In 2012 he published his first novel, Goodbye Bird, a reedited and extended second edition of the novel in Armenian was published in 2017. The following year it was published in English by Glagoslav Publications, translated by Nairi Hakhverdi. Goodbye, Bird is centered around the memories of a 28 year old man who was discharged from the army. The novel has been adapted for the stage two times: a play based on the novel, titled I Am a Vegetarian premiered in Yerevan in 2015, the work was also adapted into an English language opera, which premiered in Munchen in 2021.

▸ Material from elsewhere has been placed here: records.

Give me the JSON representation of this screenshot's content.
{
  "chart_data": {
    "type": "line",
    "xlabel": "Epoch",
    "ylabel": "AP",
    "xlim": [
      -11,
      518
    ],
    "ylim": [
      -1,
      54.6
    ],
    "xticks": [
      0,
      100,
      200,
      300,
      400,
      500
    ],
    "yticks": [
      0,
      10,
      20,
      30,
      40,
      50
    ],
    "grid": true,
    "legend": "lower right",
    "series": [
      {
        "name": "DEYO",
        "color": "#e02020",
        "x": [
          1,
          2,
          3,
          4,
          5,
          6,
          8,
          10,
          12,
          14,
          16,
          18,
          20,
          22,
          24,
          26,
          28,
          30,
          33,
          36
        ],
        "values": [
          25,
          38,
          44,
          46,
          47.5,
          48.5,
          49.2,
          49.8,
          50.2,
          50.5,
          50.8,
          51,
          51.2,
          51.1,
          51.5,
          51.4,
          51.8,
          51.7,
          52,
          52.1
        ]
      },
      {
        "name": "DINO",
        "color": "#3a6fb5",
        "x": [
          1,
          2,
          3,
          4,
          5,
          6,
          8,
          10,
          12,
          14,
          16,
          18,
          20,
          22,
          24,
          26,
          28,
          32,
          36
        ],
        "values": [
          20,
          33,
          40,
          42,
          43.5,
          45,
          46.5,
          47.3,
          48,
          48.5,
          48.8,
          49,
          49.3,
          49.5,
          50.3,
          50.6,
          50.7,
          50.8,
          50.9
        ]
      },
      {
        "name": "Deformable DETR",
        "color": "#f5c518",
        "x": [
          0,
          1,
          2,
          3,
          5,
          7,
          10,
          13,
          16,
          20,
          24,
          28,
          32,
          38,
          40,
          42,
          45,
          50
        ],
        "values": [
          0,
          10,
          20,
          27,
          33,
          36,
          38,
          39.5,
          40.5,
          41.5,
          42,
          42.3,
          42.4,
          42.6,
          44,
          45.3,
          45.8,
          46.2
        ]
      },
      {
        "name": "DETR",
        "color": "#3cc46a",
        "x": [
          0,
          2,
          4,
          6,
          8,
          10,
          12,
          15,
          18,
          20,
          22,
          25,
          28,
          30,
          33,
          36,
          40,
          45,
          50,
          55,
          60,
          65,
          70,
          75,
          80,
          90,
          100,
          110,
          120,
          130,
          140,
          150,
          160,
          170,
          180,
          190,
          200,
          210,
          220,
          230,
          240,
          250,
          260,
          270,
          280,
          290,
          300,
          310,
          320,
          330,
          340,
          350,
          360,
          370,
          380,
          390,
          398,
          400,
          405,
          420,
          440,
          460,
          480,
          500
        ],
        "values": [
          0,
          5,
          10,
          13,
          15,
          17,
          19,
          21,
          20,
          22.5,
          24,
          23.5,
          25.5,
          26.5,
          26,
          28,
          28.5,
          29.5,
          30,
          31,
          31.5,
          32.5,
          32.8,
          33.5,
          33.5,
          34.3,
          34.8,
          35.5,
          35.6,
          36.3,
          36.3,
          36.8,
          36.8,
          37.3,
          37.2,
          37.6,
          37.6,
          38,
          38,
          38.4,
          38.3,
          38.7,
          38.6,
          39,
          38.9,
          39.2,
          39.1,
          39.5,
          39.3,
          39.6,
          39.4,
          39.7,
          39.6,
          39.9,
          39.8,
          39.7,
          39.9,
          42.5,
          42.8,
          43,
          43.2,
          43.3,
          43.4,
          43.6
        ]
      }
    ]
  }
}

In 2014, Pachyan published his second collection of short stories and essays, Ocean, A second edition was released in 2020. A story from the collection, titled Remembering the reader was translated to English and published in University of Michigan's literary magazine Absinthe.

In 2020 Pachyan published his second novel, P/F. The novel is a fragmentary experimental work touching on the past and present of Yerevan. Before the novel was published, on February 22, 2015, within the framework of "DILIJAN CHAMBER MUSIC", the work "Pachyan Fragments" written for vocals, violin and percussion by Swiss-based composer Aram Hovhannisyan was performed at the "Zipper Hall" in Los Angeles, USA. In 2021, the novel won the EU Prize for Literature.

In 2023, Pachyan published a prose collection titled "If This is a Writer".

Between 2013-2020, Pachyan worked as a columnist in the Hraparak newspaper.

== Reception ==
Literary scholar and editor Arqmenik Nikoghosyan praised Pachyan's work, spotlighting the first three of the writer's books in his radio show High Literature with Arqmenik Nikoghosyan.

Fellow author Grig called Robinson one of the best works of contemporary literature.